L’Internet à la vitesse de la lumière pour tous les Belges, c’est la promesse de l’opérateur télécom Proximus, qui compte investir cinq milliards d’euros pour remplacer son réseau en fil de cuivre par de la fibre optique. Le sujet était au coeur de la rubrique "Le marché matinal", ce jeudi sur La Première.

Moins de 10% des foyers et des entreprises belges ont aujourd’hui accès à une connexion en fibre optique. C’est donc à marche forcée que Proximus compte déployer la fibre

"C’est un investissement de cinq milliards d’euros pour les huit prochaines années et on vise à couvrir 100% des foyers belges, avec un point de passage à 70% de couverture du territoire et des foyers et des entreprises belges d’ici 2028", résume Guillaume Boutin, CEO de Proximus.

Plus de quatre millions de foyers belges y accéderont à l’horizon 2028. Les autres devront patienter encore pour avoir accès aux vitesses de connexion de la fibre, 20 fois plus rapide que les meilleures connexions ADSL.

Concentré sur "les zones les plus denses"

Si ça va prendre tellement de temps pour relier tous les foyers et toutes les entreprises à cette fameuse fibre optique, c’est parce qu’il s’agit d’un chantier colossal.
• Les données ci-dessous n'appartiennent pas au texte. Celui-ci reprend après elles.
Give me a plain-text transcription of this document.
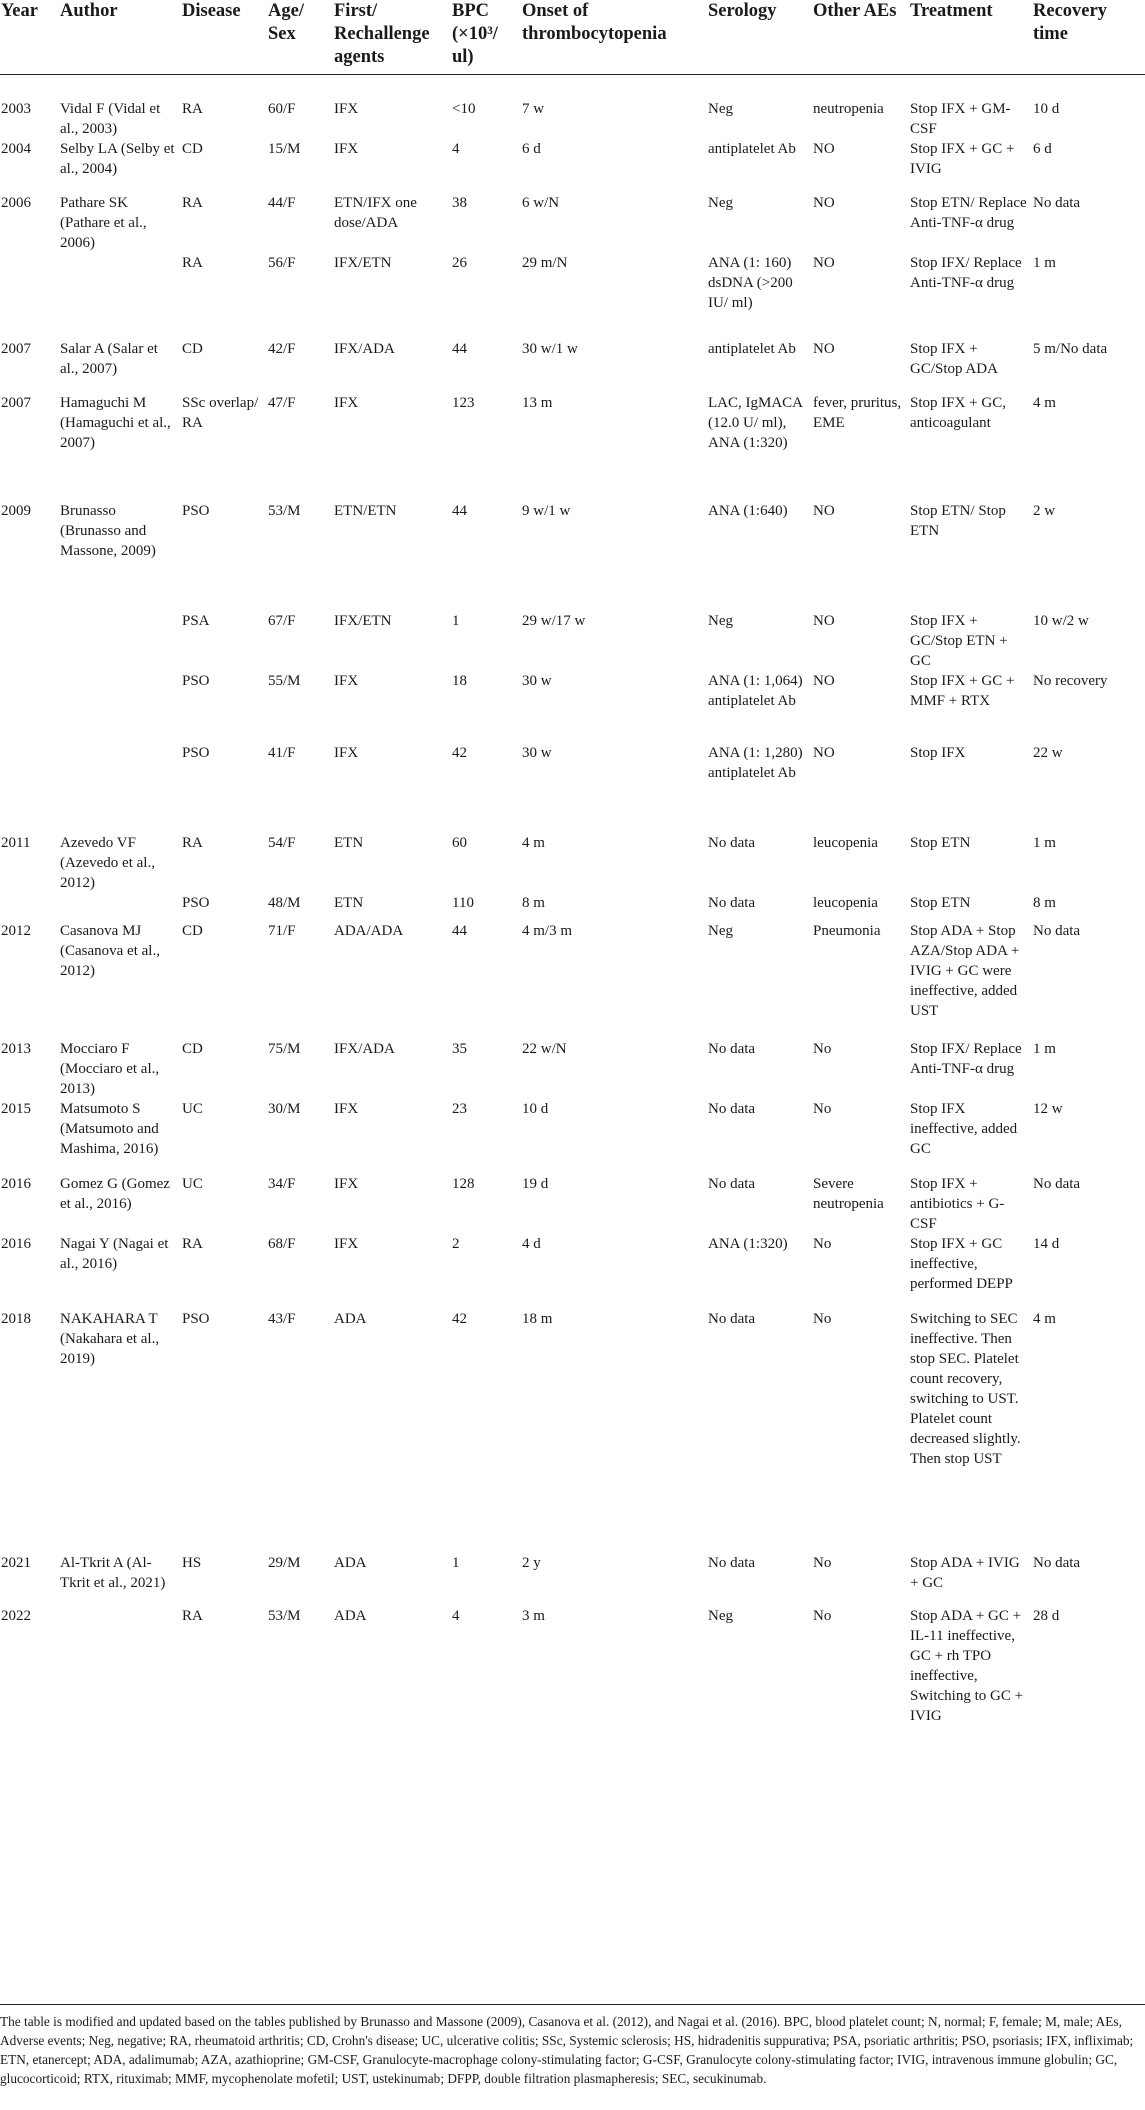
Year	Author	Disease	Age/ Sex	First/ Rechallenge agents	BPC (×10³/ ul)	Onset of thrombocytopenia	Serology	Other AEs	Treatment	Recovery time
2003	Vidal F (Vidal et al., 2003)	RA	60/F	IFX	<10	7 w	Neg	neutropenia	Stop IFX + GM-CSF	10 d
2004	Selby LA (Selby et al., 2004)	CD	15/M	IFX	4	6 d	antiplatelet Ab	NO	Stop IFX + GC + IVIG	6 d
2006	Pathare SK (Pathare et al., 2006)	RA	44/F	ETN/IFX one dose/ADA	38	6 w/N	Neg	NO	Stop ETN/ Replace Anti-TNF-α drug	No data
		RA	56/F	IFX/ETN	26	29 m/N	ANA (1: 160) dsDNA (>200 IU/ ml)	NO	Stop IFX/ Replace Anti-TNF-α drug	1 m
2007	Salar A (Salar et al., 2007)	CD	42/F	IFX/ADA	44	30 w/1 w	antiplatelet Ab	NO	Stop IFX + GC/Stop ADA	5 m/No data
2007	Hamaguchi M (Hamaguchi et al., 2007)	SSc overlap/ RA	47/F	IFX	123	13 m	LAC, IgMACA (12.0 U/ ml), ANA (1:320)	fever, pruritus, EME	Stop IFX + GC, anticoagulant	4 m
2009	Brunasso (Brunasso and Massone, 2009)	PSO	53/M	ETN/ETN	44	9 w/1 w	ANA (1:640)	NO	Stop ETN/ Stop ETN	2 w
		PSA	67/F	IFX/ETN	1	29 w/17 w	Neg	NO	Stop IFX + GC/Stop ETN + GC	10 w/2 w
		PSO	55/M	IFX	18	30 w	ANA (1: 1,064) antiplatelet Ab	NO	Stop IFX + GC + MMF + RTX	No recovery
		PSO	41/F	IFX	42	30 w	ANA (1: 1,280) antiplatelet Ab	NO	Stop IFX	22 w
2011	Azevedo VF (Azevedo et al., 2012)	RA	54/F	ETN	60	4 m	No data	leucopenia	Stop ETN	1 m
		PSO	48/M	ETN	110	8 m	No data	leucopenia	Stop ETN	8 m
2012	Casanova MJ (Casanova et al., 2012)	CD	71/F	ADA/ADA	44	4 m/3 m	Neg	Pneumonia	Stop ADA + Stop AZA/Stop ADA + IVIG + GC were ineffective, added UST	No data
2013	Mocciaro F (Mocciaro et al., 2013)	CD	75/M	IFX/ADA	35	22 w/N	No data	No	Stop IFX/ Replace Anti-TNF-α drug	1 m
2015	Matsumoto S (Matsumoto and Mashima, 2016)	UC	30/M	IFX	23	10 d	No data	No	Stop IFX ineffective, added GC	12 w
2016	Gomez G (Gomez et al., 2016)	UC	34/F	IFX	128	19 d	No data	Severe neutropenia	Stop IFX + antibiotics + G-CSF	No data
2016	Nagai Y (Nagai et al., 2016)	RA	68/F	IFX	2	4 d	ANA (1:320)	No	Stop IFX + GC ineffective, performed DEPP	14 d
2018	NAKAHARA T (Nakahara et al., 2019)	PSO	43/F	ADA	42	18 m	No data	No	Switching to SEC ineffective. Then stop SEC. Platelet count recovery, switching to UST. Platelet count decreased slightly. Then stop UST	4 m
2021	Al-Tkrit A (Al-Tkrit et al., 2021)	HS	29/M	ADA	1	2 y	No data	No	Stop ADA + IVIG + GC	No data
2022		RA	53/M	ADA	4	3 m	Neg	No	Stop ADA + GC + IL-11 ineffective, GC + rh TPO ineffective, Switching to GC + IVIG	28 d
The table is modified and updated based on the tables published by Brunasso and Massone (2009), Casanova et al. (2012), and Nagai et al. (2016). BPC, blood platelet count; N, normal; F, female; M, male; AEs, Adverse events; Neg, negative; RA, rheumatoid arthritis; CD, Crohn's disease; UC, ulcerative colitis; SSc, Systemic sclerosis; HS, hidradenitis suppurativa; PSA, psoriatic arthritis; PSO, psoriasis; IFX, infliximab; ETN, etanercept; ADA, adalimumab; AZA, azathioprine; GM-CSF, Granulocyte-macrophage colony-stimulating factor; G-CSF, Granulocyte colony-stimulating factor; IVIG, intravenous immune globulin; GC, glucocorticoid; RTX, rituximab; MMF, mycophenolate mofetil; UST, ustekinumab; DFPP, double filtration plasmapheresis; SEC, secukinumab.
Il faut remplacer l’ensemble du réseau câblé en cuivre du pays. Pour aller plus vite, Proximus va collaborer avec un autre spécialiste du déploiement des réseaux, Eurofiber, et leur joint-venture, Unifiber.

"Il faut savoir que le coût de construction de la fibre est colossal, enchaîne Guillaume Boutin. C’est un investissement qui est là pour les cinq prochaines années, donc on ne doit pas le faire tout seul, on doit le faire avec des partenaires."
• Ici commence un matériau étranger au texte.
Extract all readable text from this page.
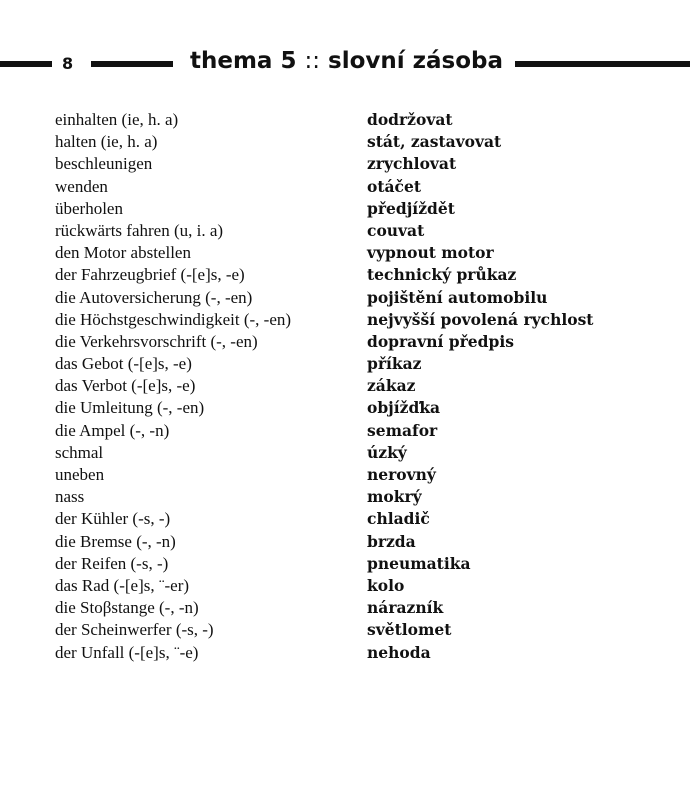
8	thema 5 :: slovní zásoba
einhalten (ie, h. a)	dodržovat
halten (ie, h. a)	stát, zastavovat
beschleunigen	zrychlovat
wenden	otáčet
überholen	předjíždět
rückwärts fahren (u, i. a)	couvat
den Motor abstellen	vypnout motor
der Fahrzeugbrief (-[e]s, -e)	technický průkaz
die Autoversicherung (-, -en)	pojištění automobilu
die Höchstgeschwindigkeit (-, -en)	nejvyšší povolená rychlost
die Verkehrsvorschrift (-, -en)	dopravní předpis
das Gebot (-[e]s, -e)	příkaz
das Verbot (-[e]s, -e)	zákaz
die Umleitung (-, -en)	objížďka
die Ampel (-, -n)	semafor
schmal	úzký
uneben	nerovný
nass	mokrý
der Kühler (-s, -)	chladič
die Bremse (-, -n)	brzda
der Reifen (-s, -)	pneumatika
das Rad (-[e]s, ¨-er)	kolo
die Stoβstange (-, -n)	nárazník
der Scheinwerfer (-s, -)	světlomet
der Unfall (-[e]s, ¨-e)	nehoda
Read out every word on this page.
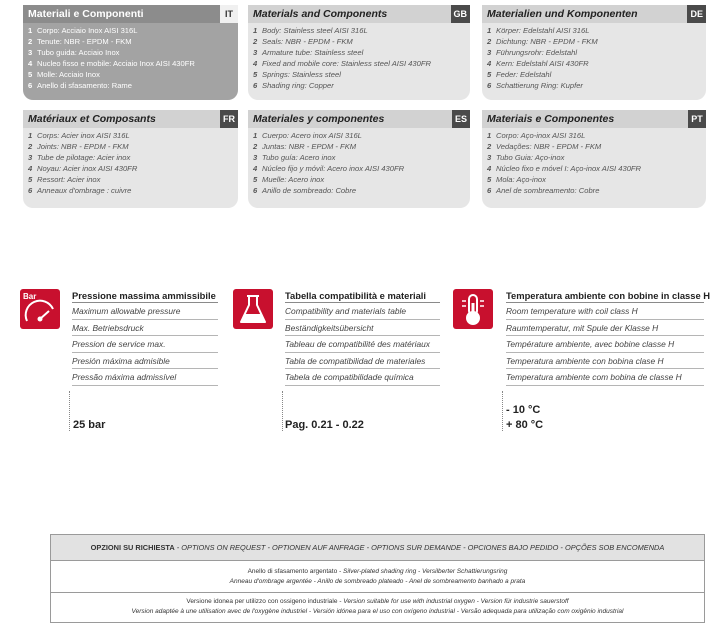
Materiali e Componenti	IT
1 Corpo: Acciaio Inox AISI 316L
2 Tenute: NBR - EPDM - FKM
3 Tubo guida: Acciaio Inox
4 Nucleo fisso e mobile: Acciaio Inox AISI 430FR
5 Molle: Acciaio Inox
6 Anello di sfasamento: Rame
Materials and Components	GB
1 Body: Stainless steel AISI 316L
2 Seals: NBR - EPDM - FKM
3 Armature tube: Stainless steel
4 Fixed and mobile core: Stainless steel AISI 430FR
5 Springs: Stainless steel
6 Shading ring: Copper
Materialien und Komponenten	DE
1 Körper: Edelstahl AISI 316L
2 Dichtung: NBR - EPDM - FKM
3 Führungsrohr: Edelstahl
4 Kern: Edelstahl AISI 430FR
5 Feder: Edelstahl
6 Schattierung Ring: Kupfer
Matériaux et Composants	FR
1 Corps: Acier inox AISI 316L
2 Joints: NBR - EPDM - FKM
3 Tube de pilotage: Acier inox
4 Noyau: Acier inox AISI 430FR
5 Ressort: Acier inox
6 Anneaux d'ombrage : cuivre
Materiales y componentes	ES
1 Cuerpo: Acero inox AISI 316L
2 Juntas: NBR - EPDM - FKM
3 Tubo guía: Acero inox
4 Núcleo fijo y móvil: Acero inox AISI 430FR
5 Muelle: Acero inox
6 Anillo de sombreado: Cobre
Materiais e Componentes	PT
1 Corpo: Aço-inox AISI 316L
2 Vedações: NBR - EPDM - FKM
3 Tubo Guia: Aço-inox
4 Núcleo fixo e móvel I: Aço-inox AISI 430FR
5 Mola: Aço-inox
6 Anel de sombreamento: Cobre
Bar	Pressione massima ammissibile
Maximum allowable pressure
Max. Betriebsdruck
Pression de service max.
Presión máxima admisible
Pressão máxima admissível
25 bar
Tabella compatibilità e materiali
Compatibility and materials table
Beständigkeitsübersicht
Tableau de compatibilité des matériaux
Tabla de compatibilidad de materiales
Tabela de compatibilidade química
Pag. 0.21 - 0.22
Temperatura ambiente con bobine in classe H
Room temperature with coil class H
Raumtemperatur, mit Spule der Klasse H
Température ambiente, avec bobine classe H
Temperatura ambiente con bobina clase H
Temperatura ambiente com bobina de classe H
- 10 °C
+ 80 °C
OPZIONI SU RICHIESTA - OPTIONS ON REQUEST - OPTIONEN AUF ANFRAGE - OPTIONS SUR DEMANDE - OPCIONES BAJO PEDIDO - OPÇÕES SOB ENCOMENDA
Anello di sfasamento argentato - Silver-plated shading ring - Versilberter Schattierungsring
Anneau d'ombrage argentée - Anillo de sombreado plateado - Anel de sombreamento banhado a prata
Versione idonea per utilizzo con ossigeno industriale - Version suitable for use with industrial oxygen - Version für industrie sauerstoff
Version adaptée à une utilisation avec de l'oxygène industriel - Versión idónea para el uso con oxígeno industrial - Versão adequada para utilização com oxigênio industrial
Il poursuit : "Nous, Proximus, on va se concentrer sur les villes les plus importantes, les zones les plus denses, et notre partenaire Unifiber, avec qui on est lié, va s’occuper des zones un peu moins denses, ce qui permet de travailler en parallèle et d’aller plus vite, parce que l’objectif est évidemment d’apporter au plus vite cette technologie qui change la vie de tout le monde et qui est la seule capable de répondre aux besoins numériques du futur."
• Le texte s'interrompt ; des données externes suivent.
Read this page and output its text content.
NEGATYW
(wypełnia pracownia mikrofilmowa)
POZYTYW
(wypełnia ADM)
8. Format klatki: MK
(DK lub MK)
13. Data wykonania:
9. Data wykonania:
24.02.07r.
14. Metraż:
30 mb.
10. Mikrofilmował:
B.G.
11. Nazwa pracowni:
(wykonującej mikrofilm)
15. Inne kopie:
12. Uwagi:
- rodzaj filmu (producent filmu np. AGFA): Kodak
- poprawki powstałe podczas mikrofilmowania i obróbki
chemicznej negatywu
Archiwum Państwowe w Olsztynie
Unifiber va investir 800 millions d’euros en 10 ans dans les zones moins densément peuplées. Elle a déjà commencé à Waterloo, en l’occurrence, et il y aura aussi bientôt Morlanwelz, Jodoigne, Huy et une série d’autres villes wallonnes.

Qui va payer ?

Pour le ministre wallon de l’Économie, Willy Borsus, cet investissement est absolument fondamental pour notre économie : "Nous devons pouvoir disposer ici de toutes les capacités pour soutenir notre transition industrielle. Parmi ces capacités, parmi ces prérequis, la fibre de très haut débit est bien sûr un des éléments. Ce n’est pas le seul, mais c’est un des piliers de cet objectif de réindustrialisation de ramener chez nous des chaînes de valeur, des chaînes de production."

Ce réseau de fibre optique sera ouvert à l’ensemble des opérateurs télécoms qui le souhaitent, pas seulement à Proximus. C’est donc eux qui vont devoir payer pour le service.

"Nous investissons dans le déploiement du réseau. Bien entendu, après ça, ce réseau sera mis à profit par les opérateurs qui, eux, nous rémunérerons pour l’usage qu’ils feront du réseau. Mais en tout cas, la pose initiale de tout le réseau, et donc de toute la fibre dans les communes, est totalement gratuite pour les communes", explique Philippe Lemmens, administrateur d’Unifiber.

Les opérateurs loueront donc des capacités sur ce réseau ouvert pour proposer des services au client final. Mais au bout du compte, et pour répondre totalement à la question d’il y a quelques instants, c’est effectivement le consommateur privé ou l’entreprise qui financeront ce réseau en fibre optique, au travers tout simplement de nos factures.